Parodies abound in Chapter 3 of The Last Gentleman when Will Barrett hooks up with pseudo-negro Forney Aiken–Aiken is a white photographer done up in shoe polish to blend in with his subjects. A reader is gifted with Huck and Jim type-banter, Levittown PA’s shady real estate practices, and the bizarre story of John Howard Griffin, white author (in blackface) of Black Like Me, a book some took as serious reporting in the 1960s.
Percy pokes fun at white sensibilities of the south, a brave thing to do in 1966, Gentleman‘s publication year. Barrett, after ditching Forney and waiting for a ride in Northern Virginia, has a terrific sequence of daydreams:
He studied his map. He reckoned he could not be more than twenty miles from Richmond. Richmond. Yes, had he not passed through it last night? As he ate Ritz crackers and sweet butter, he imagined how Richmond might be today if the war had ended differently. Perhaps Main Street would be the Wall Street of the South, and Broad might vie with New Orleans for opera and theater. Here in the White Oak Swamp might be located the great Lee-Randolph complex, bigger than GM and making better cars (the Lee surpassing both Lincoln and Cadillac, the Lil’ Reb outselling even Volkswagens). Richmond would have five million souls by now, William and Mary be as good as Harvard and less subverted. In Chattanooga and Mobile there would be talk of the “tough cynical Richmonders,” the Berliners of the hemisphere.
from Chapter 3, Part 4 of Walker Percy’s The Last Gentleman
Will Barrett is a Walker Percy character that deserves more discussion and debate. Is he a misaligned mental case or a “lost soul” type doing the best he can?
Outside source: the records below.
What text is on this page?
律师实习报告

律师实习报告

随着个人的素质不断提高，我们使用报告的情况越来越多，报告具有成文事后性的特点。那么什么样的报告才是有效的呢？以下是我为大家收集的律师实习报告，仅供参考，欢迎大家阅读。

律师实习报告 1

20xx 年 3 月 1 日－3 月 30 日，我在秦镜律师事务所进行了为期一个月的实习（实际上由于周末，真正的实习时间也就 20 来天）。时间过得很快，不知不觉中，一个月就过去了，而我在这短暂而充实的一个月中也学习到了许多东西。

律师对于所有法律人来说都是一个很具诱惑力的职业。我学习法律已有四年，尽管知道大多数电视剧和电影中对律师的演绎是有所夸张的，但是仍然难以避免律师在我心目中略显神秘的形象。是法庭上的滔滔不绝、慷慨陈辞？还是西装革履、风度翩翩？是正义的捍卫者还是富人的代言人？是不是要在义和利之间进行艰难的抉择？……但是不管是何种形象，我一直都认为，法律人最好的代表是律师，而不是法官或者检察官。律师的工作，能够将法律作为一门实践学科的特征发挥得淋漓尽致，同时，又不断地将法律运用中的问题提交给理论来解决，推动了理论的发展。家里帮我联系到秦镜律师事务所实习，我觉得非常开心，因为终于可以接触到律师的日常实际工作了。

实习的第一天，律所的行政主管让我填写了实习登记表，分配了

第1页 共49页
Percy never answers for Barrett in The Last Gentleman, never betrays Barrett’s questioning/questing mind, or his seeming afflictions of amnesia and deja vu. Trying out his love for Kitty and/or Rita, Barrett observes the following:
Here it comes again, he thought, the sweet beast of catastrophe. Am I not like Rita after all and do I not also live by catastrophe? I can smell it out every time. Show me a strange house and I can walk straight to the door where the bad secrets are kept. The question is: is it always here that one seeks one’s health, here in the sweet, dread precincts of disaster? Strange: that her disaster now enables me, that now I could love her again and more easily from the pity of it.
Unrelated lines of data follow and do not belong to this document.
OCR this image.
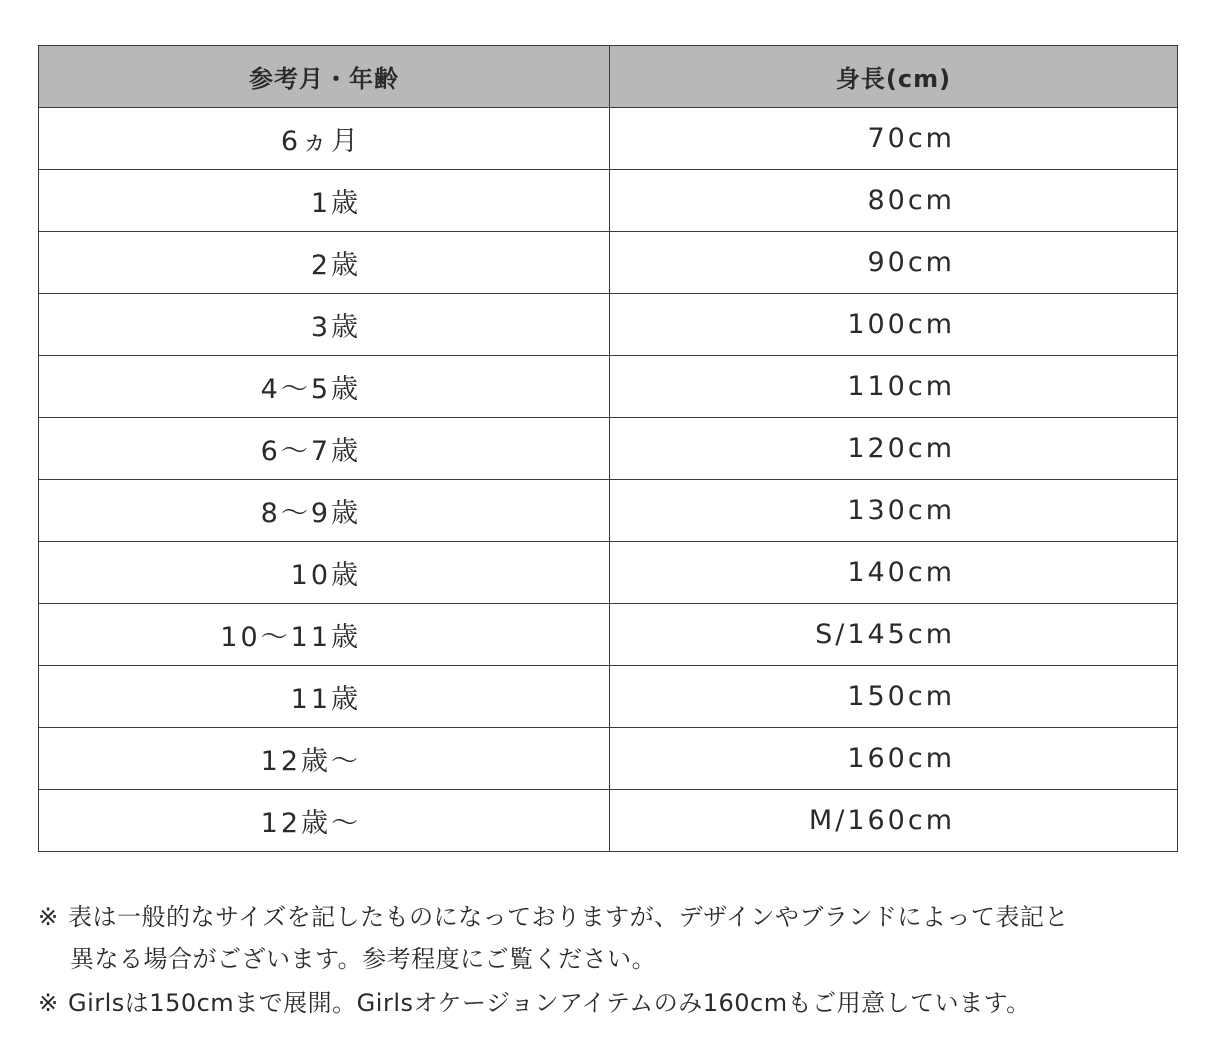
参考月・年齢	身長(cm)
6ヵ月	70cm
1歳	80cm
2歳	90cm
3歳	100cm
4〜5歳	110cm
6〜7歳	120cm
8〜9歳	130cm
10歳	140cm
10〜11歳	S/145cm
11歳	150cm
12歳〜	160cm
12歳〜	M/160cm

※ 表は一般的なサイズを記したものになっておりますが、デザインやブランドによって表記と
異なる場合がございます。参考程度にご覧ください。

※ Girlsは150cmまで展開。Girlsオケージョンアイテムのみ160cmもご用意しています。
from Chapter 2, Part 12 of The Last Gentleman
Rereading the other 5 novels Percy wrote–not a fan of The Moviegoer, a novel I’ve read twice and remember nothing about–and going through the books in order, starting with novel number 2, The Last Gentleman. I love Percy’s deadpan humor and wonder about his place in American letters. He is so good and funny and “classic” and that he published in the era of Pynchon means he is likely thought of as a lesser talent. Not so, not with writing this good:
So well did he adapt that it always came as a surprise when two groups who got along with him did not get along with each other. For example, he had fallen in with an interracial group which met at a writer’s apartment in the Village on Friday nights. It did not strike him as in the least anomalous that on Saturday night he met with the Siberian Gentlemen, a nostalgic supper club of expatriate Southerners, mostly lawyers and brokers, who gathered at the Carlyle and spoke of going back to Charleston or Mobile. At two or three o’clock in the morning somebody would sigh and say, “You can’t go home again,” and everybody would go back to his Park Avenue apartment. One night he made the mistake of bringing a friend from the first group to the second, a Southerner like himself but a crude sort who had not yet mastered group skills and did not know the difference between cursing the governor of Virginia, who was a gentleman, and cursing the governor of Alabama, who was not. Thereafter the Siberians grew cool to him and he dropped out. Nor did he fare much better with the interracial group. On his way home from the Village, he was set upon by Harlem thugs in the park and given the beating of his life. When he related the incident at the next meeting his friends frowned and exchanged glances.